Strona 3 z 58

Re: Uszkodzenia lamp wyładowczych

PostNapisane: 13 marca 2008, 14:51
przez Wysokoprezny
dla formalności: szkło miękkie to szkło sodowo-wapniowe, a szkło twarde to szkło wolframowo-borowo-krzemowe:)

Re: Uszkodzenia lamp wyładowczych

PostNapisane: 17 maja 2008, 20:17
przez rtęciówka
Zajrzałem do mojego jednego LRF-a :P Widzieliście kiedyś coś takiego :?: :mrgreen:
Obrazek

Obrazek

Obrazek

Re: Uszkodzenia lamp wyładowczych

PostNapisane: 14 czerwca 2008, 19:16
przez moog
A czy ktoś ma taką tabelkę z temperaturami dotyczącą WLS :?:

Re: Uszkodzenia lamp wyładowczych

PostNapisane: 16 czerwca 2008, 10:35
przez Wysokoprezny
Jak narazie wiem tylko tyle, że bańka WLS-ów może mieć nie więcej, niż 400 st. C.
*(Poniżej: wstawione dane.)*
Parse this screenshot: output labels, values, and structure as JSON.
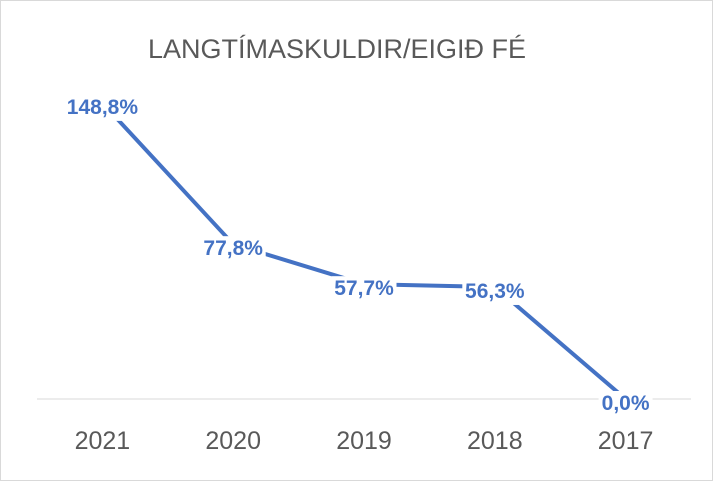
{
  "chart_data": {
    "type": "line",
    "title": "LANGTÍMASKULDIR/EIGIÐ FÉ",
    "xlabel": "",
    "ylabel": "",
    "categories": [
      "2021",
      "2020",
      "2019",
      "2018",
      "2017"
    ],
    "series": [
      {
        "values": [
          148.8,
          77.8,
          57.7,
          56.3,
          0.0
        ],
        "labels": [
          "148,8%",
          "77,8%",
          "57,7%",
          "56,3%",
          "0,0%"
        ]
      }
    ],
    "ylim": [
      0,
      160
    ],
    "grid": false,
    "legend": "none",
    "colors": {
      "line": "#4472C4",
      "label": "#4472C4",
      "axis": "#d9d9d9",
      "text": "#595959"
    }
  }
}
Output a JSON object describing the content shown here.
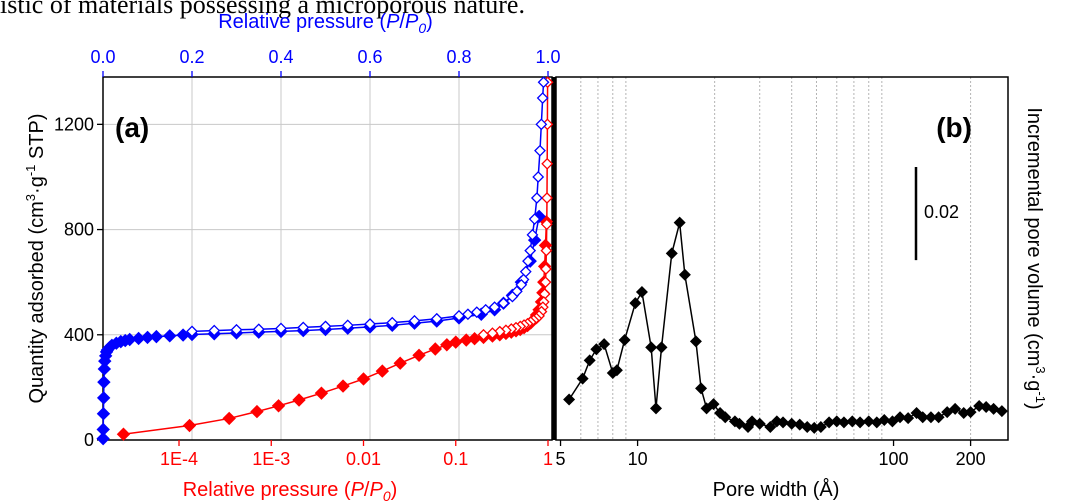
{
  "caption_text": "istic of materials possessing a microporous nature.",
  "chart_data": [
    {
      "panel": "(a)",
      "type": "scatter",
      "top_axis": {
        "label_prefix": "Relative pressure (",
        "label_var": "P",
        "label_sep": "/",
        "label_var2": "P",
        "label_sub": "0",
        "label_suffix": ")",
        "range": [
          0,
          1.0
        ],
        "ticks": [
          "0.0",
          "0.2",
          "0.4",
          "0.6",
          "0.8",
          "1.0"
        ],
        "color": "#0000ff"
      },
      "bottom_axis": {
        "label_prefix": "Relative pressure (",
        "label_var": "P",
        "label_sep": "/",
        "label_var2": "P",
        "label_sub": "0",
        "label_suffix": ")",
        "scale": "log",
        "range": [
          1.5e-05,
          1.0
        ],
        "ticks": [
          "1E-4",
          "1E-3",
          "0.01",
          "0.1",
          "1"
        ],
        "color": "#ff0000"
      },
      "y_axis": {
        "label_prefix": "Quantity adsorbed (cm",
        "label_sup1": "3",
        "label_mid": "·g",
        "label_sup2": "-1",
        "label_suffix": " STP)",
        "range": [
          0,
          1380
        ],
        "ticks": [
          "0",
          "400",
          "800",
          "1200"
        ]
      },
      "grid": true,
      "series": [
        {
          "color": "#0000ff",
          "axis": "top-linear",
          "adsorption": [
            [
              0.0003,
              5
            ],
            [
              0.0005,
              40
            ],
            [
              0.001,
              100
            ],
            [
              0.0015,
              160
            ],
            [
              0.002,
              220
            ],
            [
              0.003,
              270
            ],
            [
              0.004,
              300
            ],
            [
              0.006,
              320
            ],
            [
              0.008,
              335
            ],
            [
              0.01,
              342
            ],
            [
              0.015,
              352
            ],
            [
              0.02,
              360
            ],
            [
              0.03,
              368
            ],
            [
              0.04,
              374
            ],
            [
              0.05,
              378
            ],
            [
              0.06,
              382
            ],
            [
              0.08,
              386
            ],
            [
              0.1,
              390
            ],
            [
              0.12,
              393
            ],
            [
              0.15,
              396
            ],
            [
              0.18,
              399
            ],
            [
              0.2,
              401
            ],
            [
              0.25,
              404
            ],
            [
              0.3,
              407
            ],
            [
              0.35,
              410
            ],
            [
              0.4,
              413
            ],
            [
              0.45,
              416
            ],
            [
              0.5,
              420
            ],
            [
              0.55,
              425
            ],
            [
              0.6,
              430
            ],
            [
              0.65,
              436
            ],
            [
              0.7,
              444
            ],
            [
              0.75,
              452
            ],
            [
              0.8,
              464
            ],
            [
              0.85,
              478
            ],
            [
              0.88,
              495
            ],
            [
              0.9,
              520
            ],
            [
              0.92,
              550
            ],
            [
              0.94,
              600
            ],
            [
              0.96,
              680
            ],
            [
              0.97,
              760
            ],
            [
              0.98,
              850
            ]
          ],
          "desorption": [
            [
              0.99,
              1360
            ],
            [
              0.988,
              1300
            ],
            [
              0.985,
              1200
            ],
            [
              0.982,
              1100
            ],
            [
              0.978,
              1000
            ],
            [
              0.975,
              920
            ],
            [
              0.97,
              840
            ],
            [
              0.965,
              780
            ],
            [
              0.96,
              720
            ],
            [
              0.955,
              680
            ],
            [
              0.95,
              640
            ],
            [
              0.945,
              610
            ],
            [
              0.94,
              590
            ],
            [
              0.93,
              565
            ],
            [
              0.92,
              545
            ],
            [
              0.9,
              520
            ],
            [
              0.88,
              505
            ],
            [
              0.86,
              495
            ],
            [
              0.84,
              486
            ],
            [
              0.82,
              478
            ],
            [
              0.8,
              472
            ],
            [
              0.75,
              461
            ],
            [
              0.7,
              453
            ],
            [
              0.65,
              446
            ],
            [
              0.6,
              441
            ],
            [
              0.55,
              436
            ],
            [
              0.5,
              432
            ],
            [
              0.45,
              428
            ],
            [
              0.4,
              424
            ],
            [
              0.35,
              421
            ],
            [
              0.3,
              419
            ],
            [
              0.25,
              416
            ],
            [
              0.2,
              413
            ]
          ]
        },
        {
          "color": "#ff0000",
          "axis": "bottom-log",
          "adsorption": [
            [
              2.5e-05,
              22
            ],
            [
              0.00013,
              55
            ],
            [
              0.00035,
              82
            ],
            [
              0.0007,
              108
            ],
            [
              0.0012,
              130
            ],
            [
              0.002,
              152
            ],
            [
              0.0035,
              178
            ],
            [
              0.006,
              205
            ],
            [
              0.01,
              232
            ],
            [
              0.016,
              262
            ],
            [
              0.025,
              292
            ],
            [
              0.04,
              322
            ],
            [
              0.06,
              346
            ],
            [
              0.08,
              362
            ],
            [
              0.1,
              372
            ],
            [
              0.13,
              380
            ],
            [
              0.16,
              385
            ],
            [
              0.2,
              390
            ],
            [
              0.25,
              395
            ],
            [
              0.3,
              400
            ],
            [
              0.35,
              405
            ],
            [
              0.4,
              410
            ],
            [
              0.45,
              415
            ],
            [
              0.5,
              420
            ],
            [
              0.55,
              427
            ],
            [
              0.6,
              435
            ],
            [
              0.65,
              445
            ],
            [
              0.7,
              458
            ],
            [
              0.75,
              475
            ],
            [
              0.8,
              495
            ],
            [
              0.85,
              525
            ],
            [
              0.88,
              560
            ],
            [
              0.9,
              600
            ],
            [
              0.92,
              660
            ],
            [
              0.94,
              740
            ],
            [
              0.96,
              830
            ]
          ],
          "desorption": [
            [
              0.99,
              1360
            ],
            [
              0.985,
              1200
            ],
            [
              0.98,
              1050
            ],
            [
              0.975,
              920
            ],
            [
              0.97,
              820
            ],
            [
              0.96,
              720
            ],
            [
              0.95,
              650
            ],
            [
              0.94,
              600
            ],
            [
              0.92,
              555
            ],
            [
              0.9,
              525
            ],
            [
              0.88,
              505
            ],
            [
              0.85,
              488
            ],
            [
              0.8,
              472
            ],
            [
              0.75,
              462
            ],
            [
              0.7,
              455
            ],
            [
              0.65,
              448
            ],
            [
              0.6,
              442
            ],
            [
              0.55,
              437
            ],
            [
              0.5,
              432
            ],
            [
              0.45,
              427
            ],
            [
              0.4,
              422
            ],
            [
              0.35,
              417
            ],
            [
              0.3,
              412
            ],
            [
              0.25,
              406
            ],
            [
              0.2,
              400
            ]
          ]
        }
      ]
    },
    {
      "panel": "(b)",
      "type": "line",
      "x_axis": {
        "label": "Pore width (Å)",
        "scale": "log",
        "range": [
          4.8,
          280
        ],
        "ticks": [
          "5",
          "10",
          "100",
          "200"
        ]
      },
      "y_axis": {
        "label_prefix": "Incremental pore volume (cm",
        "label_sup1": "3",
        "label_mid": "·g",
        "label_sup2": "-1",
        "label_suffix": ")",
        "range": [
          0.0,
          0.078
        ]
      },
      "scale_bar": {
        "label": "0.02",
        "value": 0.02
      },
      "grid": true,
      "series": [
        {
          "color": "#000000",
          "points": [
            [
              5.4,
              0.0087
            ],
            [
              6.1,
              0.0132
            ],
            [
              6.5,
              0.0171
            ],
            [
              6.9,
              0.0195
            ],
            [
              7.4,
              0.0206
            ],
            [
              8.0,
              0.0144
            ],
            [
              8.3,
              0.015
            ],
            [
              8.9,
              0.0215
            ],
            [
              9.8,
              0.0294
            ],
            [
              10.4,
              0.0318
            ],
            [
              11.3,
              0.0199
            ],
            [
              11.8,
              0.0068
            ],
            [
              12.4,
              0.0199
            ],
            [
              13.6,
              0.0401
            ],
            [
              14.6,
              0.0467
            ],
            [
              15.3,
              0.0355
            ],
            [
              16.9,
              0.0212
            ],
            [
              17.7,
              0.0111
            ],
            [
              18.6,
              0.0068
            ],
            [
              19.8,
              0.0077
            ],
            [
              21,
              0.0058
            ],
            [
              22,
              0.0049
            ],
            [
              24,
              0.004
            ],
            [
              25,
              0.0035
            ],
            [
              27,
              0.0028
            ],
            [
              28,
              0.004
            ],
            [
              30,
              0.0035
            ],
            [
              33,
              0.0028
            ],
            [
              35,
              0.004
            ],
            [
              37,
              0.0038
            ],
            [
              40,
              0.0035
            ],
            [
              43,
              0.0033
            ],
            [
              46,
              0.0028
            ],
            [
              49,
              0.0026
            ],
            [
              52,
              0.0028
            ],
            [
              56,
              0.0038
            ],
            [
              60,
              0.004
            ],
            [
              64,
              0.0038
            ],
            [
              69,
              0.004
            ],
            [
              74,
              0.0038
            ],
            [
              80,
              0.004
            ],
            [
              86,
              0.0038
            ],
            [
              92,
              0.0043
            ],
            [
              99,
              0.004
            ],
            [
              106,
              0.0049
            ],
            [
              114,
              0.0047
            ],
            [
              123,
              0.0058
            ],
            [
              130,
              0.0049
            ],
            [
              140,
              0.0049
            ],
            [
              150,
              0.0049
            ],
            [
              162,
              0.006
            ],
            [
              174,
              0.0067
            ],
            [
              188,
              0.0058
            ],
            [
              200,
              0.006
            ],
            [
              216,
              0.0073
            ],
            [
              230,
              0.0071
            ],
            [
              246,
              0.0067
            ],
            [
              265,
              0.0062
            ]
          ]
        }
      ]
    }
  ]
}
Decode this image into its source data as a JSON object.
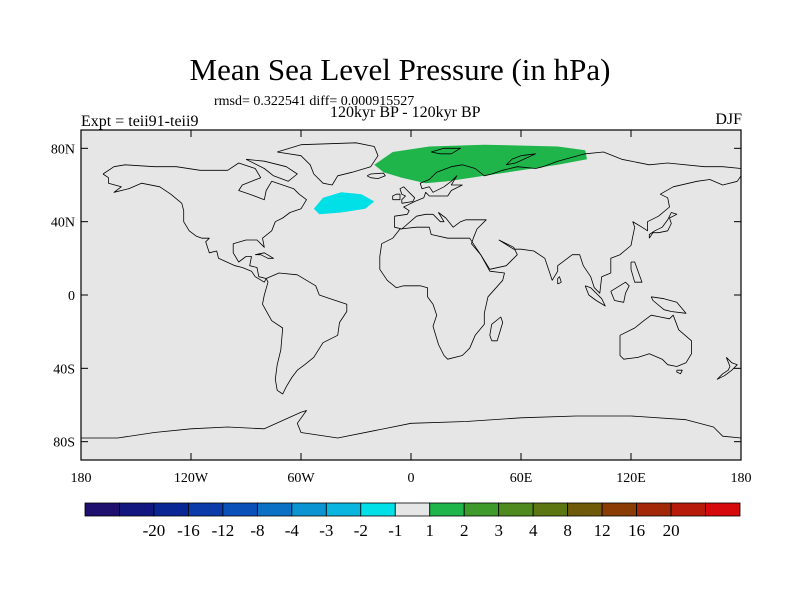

Re: Uszkodzenia lamp wyładowczych

PostNapisane: 29 czerwca 2008, 22:21
przez swietlik
Wczoraj zabrałem parę lamp z wiaderka ;) Wśród nich był ML-250 oczywiście zepsuty...
więc lampie należały się porządne wstrząsy :mrgreen:
Obrazek ObrazekObrazek
Prawie jak LR :lol: :P

Jarznik się poluzował więc przy odrobinie zręczności można rtęciówkę zapalić :)
Obrazek Obrazek Obrazek
Lampa raczej nie będzie miała u mnie praktycznego zstosowania :P

Re: Uszkodzenia lamp wyładowczych

PostNapisane: 30 czerwca 2008, 16:50
przez Edziu
CIekawa sprawa jażnik się poluzował i ztarł luminofor

Re: Uszkodzenia lamp wyładowczych

PostNapisane: 30 czerwca 2008, 17:14
przez andrzejlisek
No ale jest pół-LR, pół-LRF. :D

Re: Uszkodzenia lamp wyładowczych

PostNapisane: 30 czerwca 2008, 19:53
przez qba
Zdaje się, że ktos miał w kolekcji taką rtęciówkę fabrycznie pokrytą luminoforem do połowy.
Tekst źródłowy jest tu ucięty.